CUANDO LA MONARQUÍA SE CONVIERTE EN UN PROBLEMA

“La familia real supone un problema para muchos ciudadanos, exactamente desde que Felipe VI habló a la nación al poco de iniciarse el confinamiento”

La primera vez que vi en persona a la familia real fue en el aeropuerto de Asturias, en los primeros tiempos de la Santa Transición. Creo que era el día del acto en Covadonga en el que el actual rey, Felipe VI, fue proclamado Príncipe de Asturias. Estaba de prácticas en un periódico y me mandaron a cubrir el recibimiento. Un montón de periodistas y fotógrafos estábamos agrupados en una zona de la pista, confinados diríamos ahora. Algunos compañeros venían desde Madrid en el avión en el que viajaban los Reyes y el Príncipe. Uno de ellos acababa de coincidir al parecer con el monarca en el servicio y, cuando se acercó a nuestro grupo, nos dijo extasiado:

– Estaba yo meando cuando entró el Rey, me saludó y se puso a mear a mi lado. !Qué sencillo es!

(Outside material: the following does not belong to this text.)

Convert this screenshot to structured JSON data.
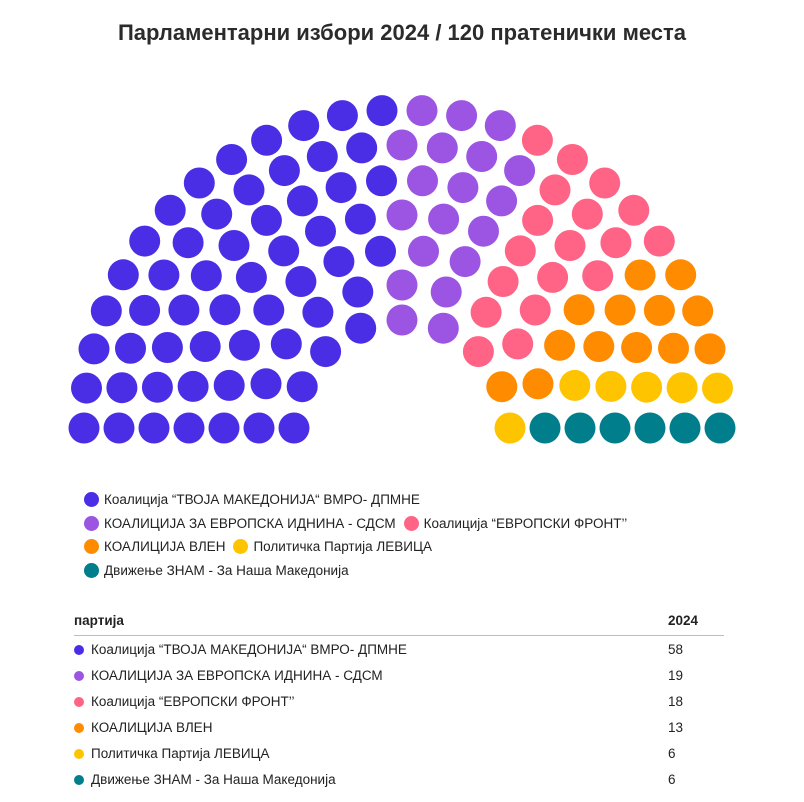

Lo de sencillo en relación a Juan Carlos I era muy manido, pero más habitual incluso resultaba tildarlo de campechano, como a la infanta Isabel, “La Chata”, una de sus antepasadas borbónicas.

– !Qué campechano es!

Entre esas adulaciones cortesanas, porque cuando el pueblo llano se vuelve sumiso y agradecido con el que manda al español no lo gana nadie, transcurrió la Santa Transición. Que los españoles no se volvieran a matar como casi medio siglo atrás se debía a aquel Borbón educado por Franco y elegido por el dictador para sucederle en la Jefatura del Estado. Era el capitán de aquel periodo admirado por todo el mundo.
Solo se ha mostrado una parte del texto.